When my father died, he left a void in my life, one that I still struggle to fill, gone is the man who argued with almost everyone about almost everything, I miss that critical voice on the phone that I could share ideas with and receive sage advice. In Autumn 2007 a vital seemingly healthy man went into hospital to have a tumor removed, a mistake was made and 6 moths later after a painful struggle, he was no more.
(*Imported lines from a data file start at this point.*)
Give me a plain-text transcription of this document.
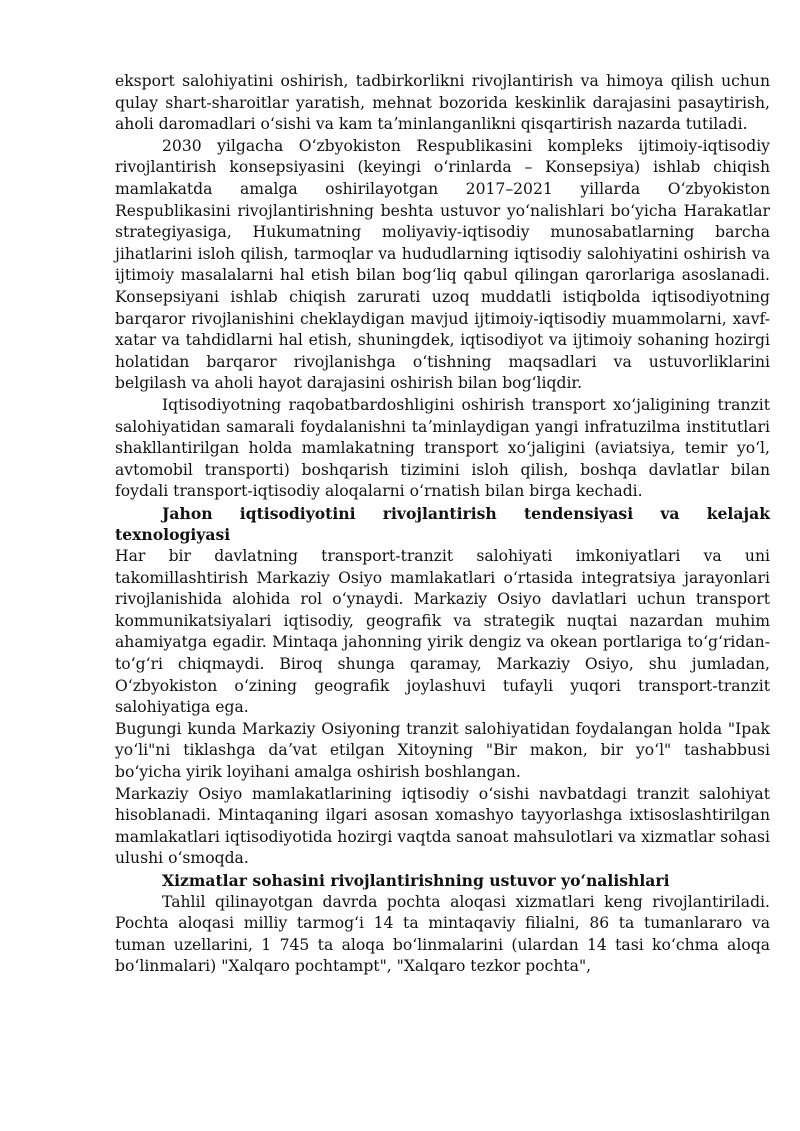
eksport salohiyatini oshirish, tadbirkorlikni rivojlantirish va himoya qilish uchun qulay shart-sharoitlar yaratish, mehnat bozorida keskinlik darajasini pasaytirish, aholi daromadlari oʻsishi va kam taʼminlanganlikni qisqartirish nazarda tutiladi.

2030 yilgacha Oʻzbyokiston Respublikasini kompleks ijtimoiy-iqtisodiy rivojlantirish konsepsiyasini (keyingi oʻrinlarda – Konsepsiya) ishlab chiqish mamlakatda amalga oshirilayotgan 2017–2021 yillarda Oʻzbyokiston Respublikasini rivojlantirishning beshta ustuvor yoʻnalishlari boʻyicha Harakatlar strategiyasiga, Hukumatning moliyaviy-iqtisodiy munosabatlarning barcha jihatlarini isloh qilish, tarmoqlar va hududlarning iqtisodiy salohiyatini oshirish va ijtimoiy masalalarni hal etish bilan bogʻliq qabul qilingan qarorlariga asoslanadi. Konsepsiyani ishlab chiqish zarurati uzoq muddatli istiqbolda iqtisodiyotning barqaror rivojlanishini cheklaydigan mavjud ijtimoiy-iqtisodiy muammolarni, xavf-xatar va tahdidlarni hal etish, shuningdek, iqtisodiyot va ijtimoiy sohaning hozirgi holatidan barqaror rivojlanishga oʻtishning maqsadlari va ustuvorliklarini belgilash va aholi hayot darajasini oshirish bilan bogʻliqdir.

Iqtisodiyotning raqobatbardoshligini oshirish transport xoʻjaligining tranzit salohiyatidan samarali foydalanishni taʼminlaydigan yangi infratuzilma institutlari shakllantirilgan holda mamlakatning transport xoʻjaligini (aviatsiya, temir yoʻl, avtomobil transporti) boshqarish tizimini isloh qilish, boshqa davlatlar bilan foydali transport-iqtisodiy aloqalarni oʻrnatish bilan birga kechadi.

Jahon iqtisodiyotini rivojlantirish tendensiyasi va kelajak texnologiyasi

Har bir davlatning transport-tranzit salohiyati imkoniyatlari va uni takomillashtirish Markaziy Osiyo mamlakatlari oʻrtasida integratsiya jarayonlari rivojlanishida alohida rol oʻynaydi. Markaziy Osiyo davlatlari uchun transport kommunikatsiyalari iqtisodiy, geografik va strategik nuqtai nazardan muhim ahamiyatga egadir. Mintaqa jahonning yirik dengiz va okean portlariga toʻgʻridan-toʻgʻri chiqmaydi. Biroq shunga qaramay, Markaziy Osiyo, shu jumladan, Oʻzbyokiston oʻzining geografik joylashuvi tufayli yuqori transport-tranzit salohiyatiga ega.

Bugungi kunda Markaziy Osiyoning tranzit salohiyatidan foydalangan holda "Ipak yoʻli"ni tiklashga daʼvat etilgan Xitoyning "Bir makon, bir yoʻl" tashabbusi boʻyicha yirik loyihani amalga oshirish boshlangan.

Markaziy Osiyo mamlakatlarining iqtisodiy oʻsishi navbatdagi tranzit salohiyat hisoblanadi. Mintaqaning ilgari asosan xomashyo tayyorlashga ixtisoslashtirilgan mamlakatlari iqtisodiyotida hozirgi vaqtda sanoat mahsulotlari va xizmatlar sohasi ulushi oʻsmoqda.

Xizmatlar sohasini rivojlantirishning ustuvor yoʻnalishlari

Tahlil qilinayotgan davrda pochta aloqasi xizmatlari keng rivojlantiriladi. Pochta aloqasi milliy tarmogʻi 14 ta mintaqaviy filialni, 86 ta tumanlararo va tuman uzellarini, 1 745 ta aloqa boʻlinmalarini (ulardan 14 tasi koʻchma aloqa boʻlinmalari) "Xalqaro pochtampt", "Xalqaro tezkor pochta",
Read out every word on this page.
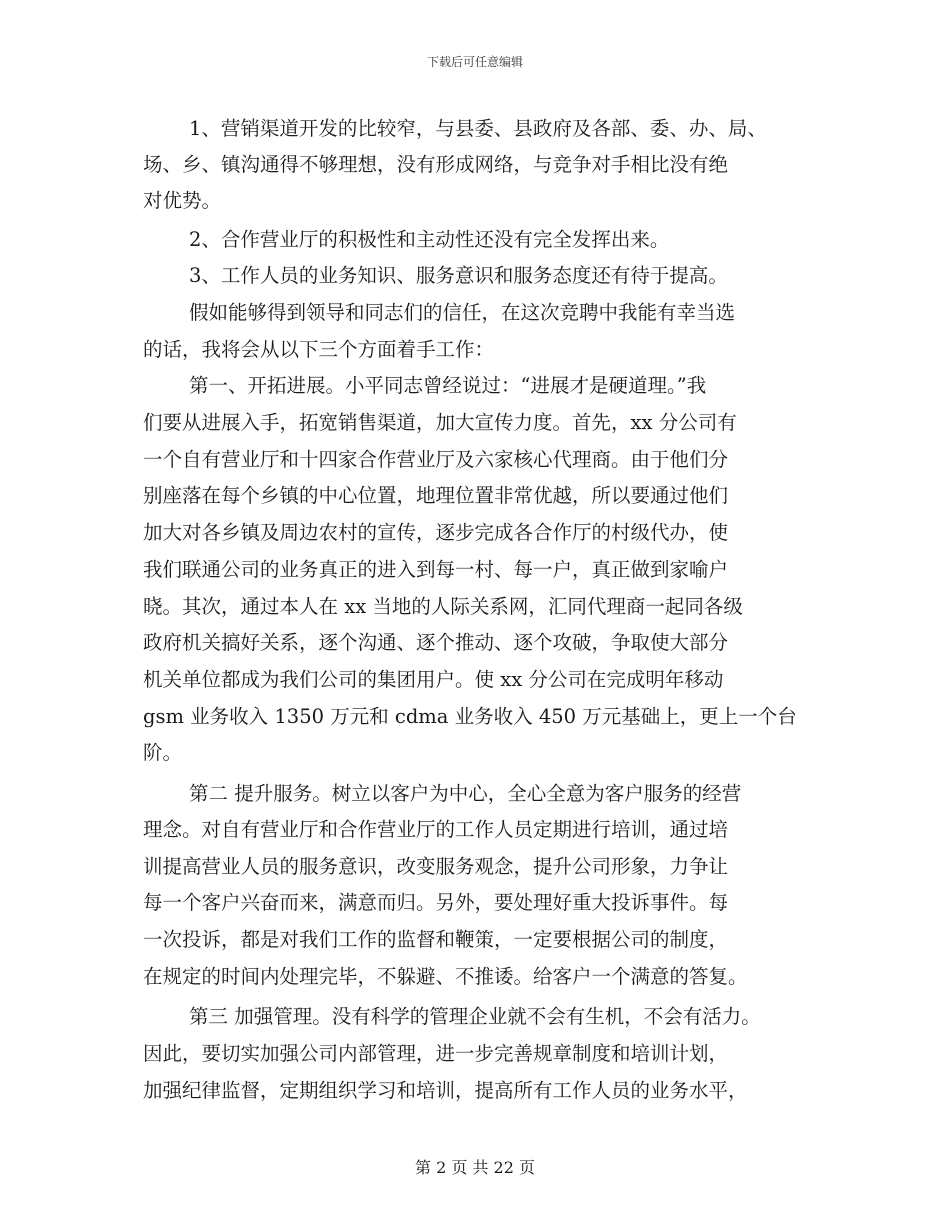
下载后可任意编辑
1、营销渠道开发的比较窄，与县委、县政府及各部、委、办、局、
场、乡、镇沟通得不够理想，没有形成网络，与竞争对手相比没有绝
对优势。
2、合作营业厅的积极性和主动性还没有完全发挥出来。
3、工作人员的业务知识、服务意识和服务态度还有待于提高。
假如能够得到领导和同志们的信任，在这次竞聘中我能有幸当选
的话，我将会从以下三个方面着手工作：
第一、开拓进展。小平同志曾经说过：“进展才是硬道理。”我
们要从进展入手，拓宽销售渠道，加大宣传力度。首先，xx 分公司有
一个自有营业厅和十四家合作营业厅及六家核心代理商。由于他们分
别座落在每个乡镇的中心位置，地理位置非常优越，所以要通过他们
加大对各乡镇及周边农村的宣传，逐步完成各合作厅的村级代办，使
我们联通公司的业务真正的进入到每一村、每一户，真正做到家喻户
晓。其次，通过本人在 xx 当地的人际关系网，汇同代理商一起同各级
政府机关搞好关系，逐个沟通、逐个推动、逐个攻破，争取使大部分
机关单位都成为我们公司的集团用户。使 xx 分公司在完成明年移动
gsm 业务收入 1350 万元和 cdma 业务收入 450 万元基础上，更上一个台
阶。
第二 提升服务。树立以客户为中心，全心全意为客户服务的经营
理念。对自有营业厅和合作营业厅的工作人员定期进行培训，通过培
训提高营业人员的服务意识，改变服务观念，提升公司形象，力争让
每一个客户兴奋而来，满意而归。另外，要处理好重大投诉事件。每
一次投诉，都是对我们工作的监督和鞭策，一定要根据公司的制度，
在规定的时间内处理完毕，不躲避、不推诿。给客户一个满意的答复。
第三 加强管理。没有科学的管理企业就不会有生机，不会有活力。
因此，要切实加强公司内部管理，进一步完善规章制度和培训计划，
加强纪律监督，定期组织学习和培训，提高所有工作人员的业务水平，
第 2 页 共 22 页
Since then I have not been able to look at photographs of him, they signify death.  Although usually captured at times of happiness, generally after a few glasses of wine, these seemingly cheerful photographs now have a completely different meaning to me.  I am trying to force myself to deal with this, 4 years on, but it is a struggle and I suspect always will be.  His memory cheers me, his art work is carefully preserved, but photographs...  They capture an instant and then remain as a record of what was and will never be again!


This is the last photograph I have taken two months before the operation after that I could not photograph him, he was so diminished - I think I did not want that memory.  That last Christmas was the first time I took no photographs of the celebration.


When he died I tried to preserve another portrait of him, this is his shed, a space he had transformed into a workshop in which he built marvelous sculptures of zeppelins and cities made of wax with LED lighting.  After retiring as a particle physicist he was studying sculpture at the local art college.


A day or two before the funeral I could not sleep and waking early I went for a walk to clear my head.  I had my Dad's 35-350mm zoom on my camera, not ideal for early morning, but somehow right.  This photo and many like it captured my mood at the time.  Dark despair, but a hint of light slowly creeping into the sky.

Photographs are powerful objects, they contain huge emotion and experience in ephemeral packages.  They can gladden the heart, but will ultimately signify death.